The book includes Tolkien’s versions of the lays along with extensive commentary by his son, Christopher Tolkien. An appendix endeavors to place the story into historical context. There are several notes that show how aspects of the lays and the Norse language influenced The Lord of the Rings. Unfortunately, the book never really answered why Tolkien found Norse legend especially appealing, other than to mention that it was part of his academic interest.
Perhaps the aspect of the poems I found most interesting was learning that after Siegfried’s (or Sigurd’s) betrayal and death, Gutrune (or Gudrún) went on to marry none other than Attila the Hun.
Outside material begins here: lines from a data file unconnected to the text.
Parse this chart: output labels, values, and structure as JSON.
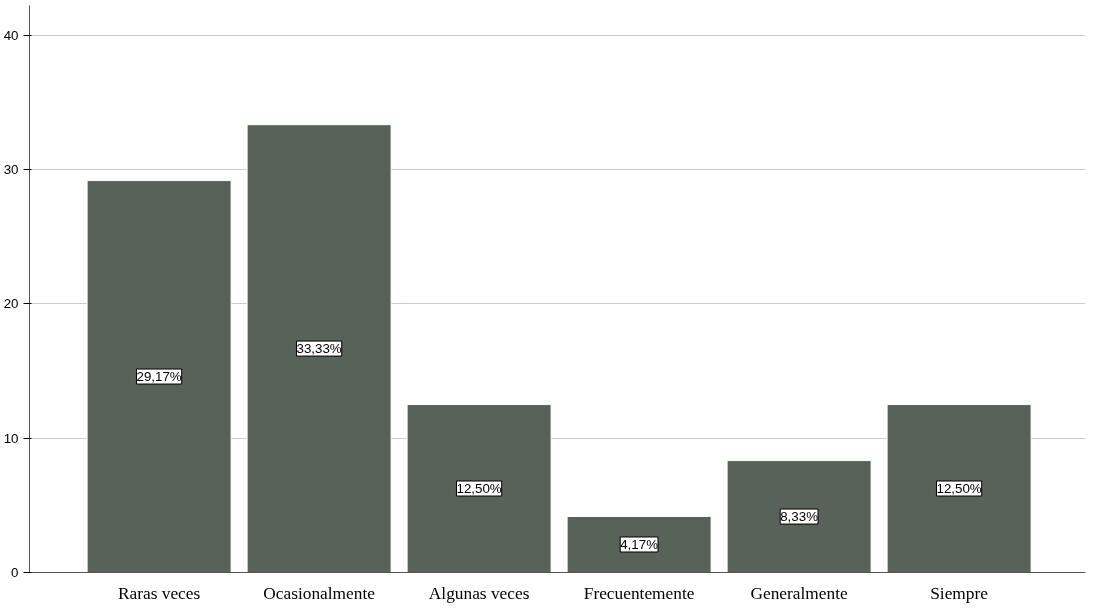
{
  "chart_data": {
    "type": "bar",
    "categories": [
      "Raras veces",
      "Ocasionalmente",
      "Algunas veces",
      "Frecuentemente",
      "Generalmente",
      "Siempre"
    ],
    "values": [
      29.17,
      33.33,
      12.5,
      4.17,
      8.33,
      12.5
    ],
    "value_labels": [
      "29,17%",
      "33,33%",
      "12,50%",
      "4,17%",
      "8,33%",
      "12,50%"
    ],
    "color": "#596259",
    "ylim": [
      0,
      42.2
    ],
    "yticks": [
      0,
      10,
      20,
      30,
      40
    ],
    "grid": "y"
  }
}
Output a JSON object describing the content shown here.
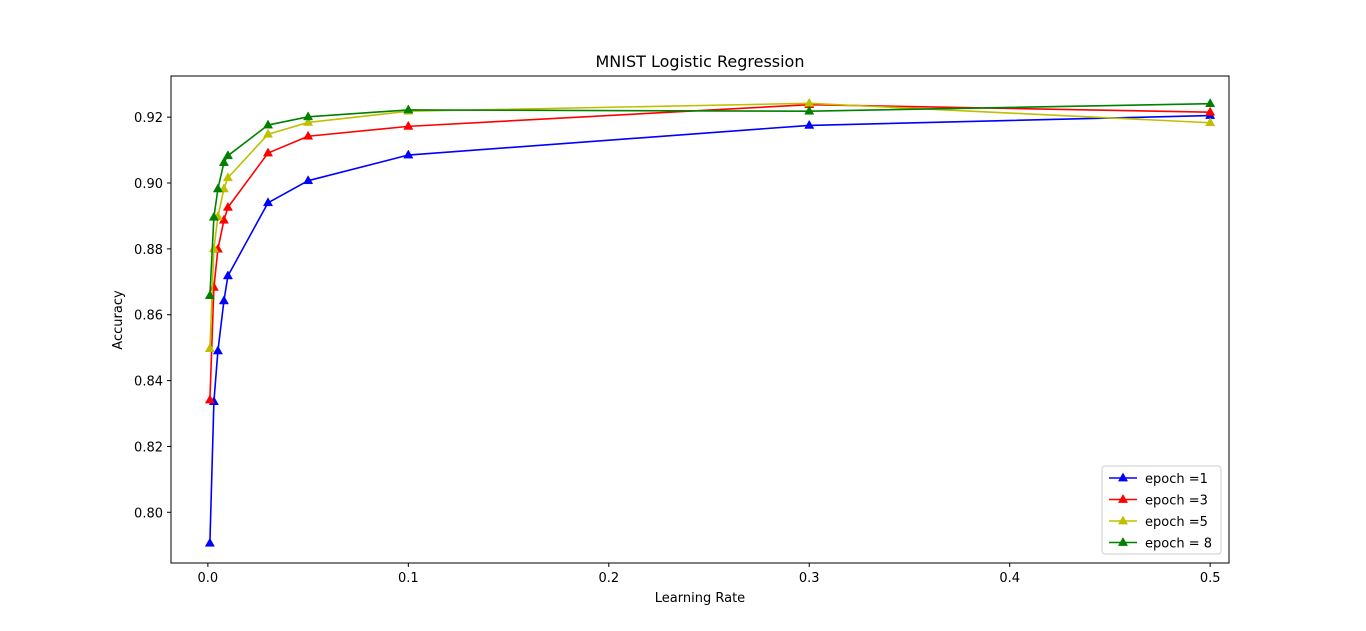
{
  "chart_data": {
    "type": "line",
    "title": "MNIST Logistic Regression",
    "xlabel": "Learning Rate",
    "ylabel": "Accuracy",
    "xlim": [
      -0.0184,
      0.5094
    ],
    "ylim": [
      0.7846,
      0.9325
    ],
    "xticks": [
      0.0,
      0.1,
      0.2,
      0.3,
      0.4,
      0.5
    ],
    "xtick_labels": [
      "0.0",
      "0.1",
      "0.2",
      "0.3",
      "0.4",
      "0.5"
    ],
    "yticks": [
      0.8,
      0.82,
      0.84,
      0.86,
      0.88,
      0.9,
      0.92
    ],
    "ytick_labels": [
      "0.80",
      "0.82",
      "0.84",
      "0.86",
      "0.88",
      "0.90",
      "0.92"
    ],
    "grid": false,
    "legend_position": "lower right",
    "marker": "triangle-up",
    "x": [
      0.001,
      0.003,
      0.005,
      0.008,
      0.01,
      0.03,
      0.05,
      0.1,
      0.3,
      0.5
    ],
    "series": [
      {
        "name": "epoch =1",
        "color": "#0000ff",
        "values": [
          0.7906,
          0.8336,
          0.849,
          0.8642,
          0.8718,
          0.894,
          0.9007,
          0.9085,
          0.9175,
          0.9205
        ]
      },
      {
        "name": "epoch =3",
        "color": "#ff0000",
        "values": [
          0.8341,
          0.8683,
          0.8799,
          0.8887,
          0.8926,
          0.9091,
          0.9142,
          0.9172,
          0.9238,
          0.9215
        ]
      },
      {
        "name": "epoch =5",
        "color": "#bfbf00",
        "values": [
          0.8497,
          0.88,
          0.8898,
          0.8982,
          0.9016,
          0.9148,
          0.9184,
          0.9218,
          0.9242,
          0.9183
        ]
      },
      {
        "name": "epoch = 8",
        "color": "#008000",
        "values": [
          0.8658,
          0.8896,
          0.8982,
          0.9062,
          0.9083,
          0.9176,
          0.9201,
          0.9222,
          0.9218,
          0.9241
        ]
      }
    ]
  }
}
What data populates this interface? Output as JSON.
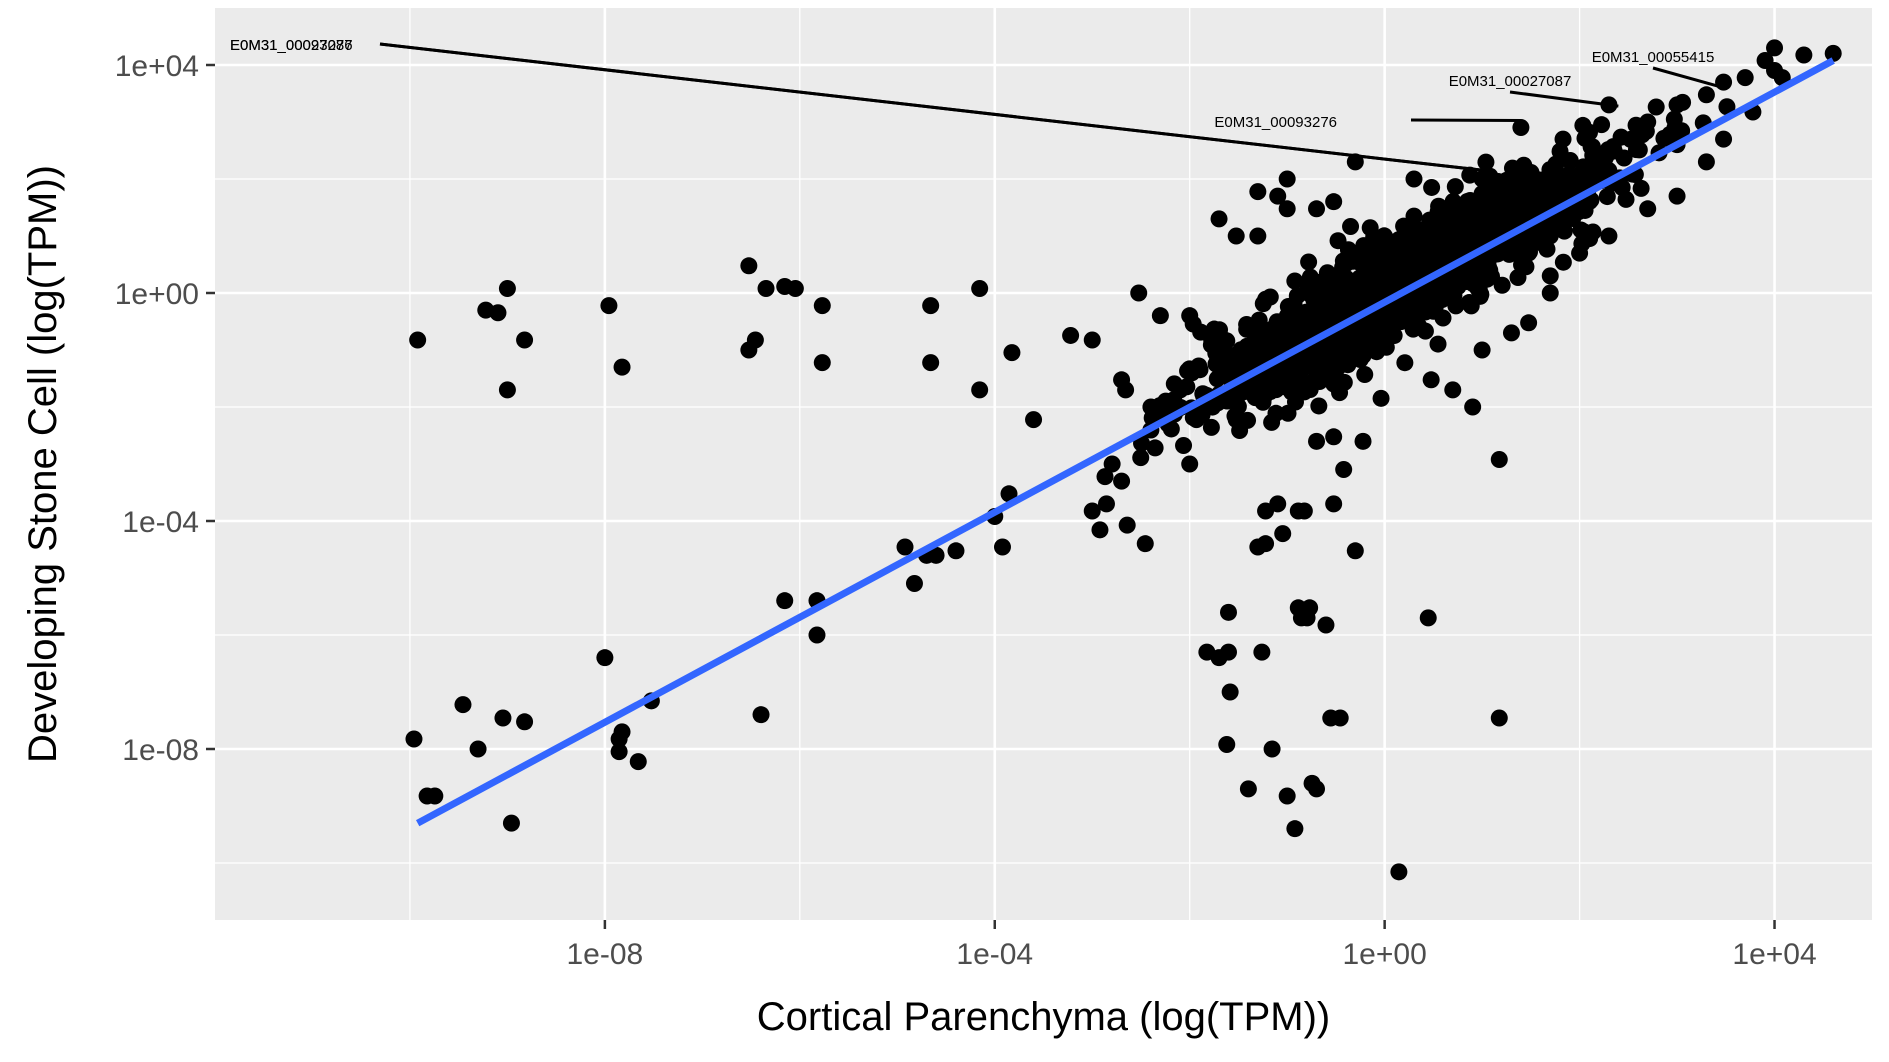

What’s interesting about this for me is that it places the Siegfied story into a particular place in history and that place is about a generation or two before the rise of King Arthur in Britain, a story that has influenced my own writing.
As discussed in the book, it’s unclear how much of Gudrún’s story was intended as history and how much is taking a popular story and melding it with history. According to the most accurate histories we have, we know Attila married a Germanic woman shortly before his death, so their may be some truths in the legend. The timing of the story also made me wonder whether pressure from the Huns drove the Saxons into Britain helping to give rise to the conflicts that ultimately gave us the King Arthur legend.
Perhaps more interesting to me than this idle speculation is just the fact that Tolkien actually went through the process of retelling the Norse lays that he found so fascinating. It reminds me of what I did when I retold the Arthurian Culhwch and Olwen story. For me, it was an exercise in getting my head around a fascinating story and getting to know it better. Now, Tolkien was much more an expert at Norse legend in his youth than I will ever be in Arthurian lore, and he started with the Norse texts whereas I worked with translations. Still, it was fun to see that we approached the problem of understanding these old stories in a similar way.
If you’re curious about my version of Culhwch and Olwen, I recorded it as an audiobook. You can pick up copies from Amazon or directly from Hadrosaur Productions. In short Arthur’s cousin Culhwch entreats the king to help him win the hand of Olwen. Olwen’s father agrees to let the couple marry if Arthur is successful in a dangerous quest for … grooming supplies!
As for my own interest in Arthurian legend, I’ll just say that the more I looked into it, the more I discovered it was something of a puzzle lost in history. The more I looked, the more I was interested in the history behind the legend. I wouldn’t be surprised if Tolkien felt much the same way about the legend of Sigurd and Gudrún.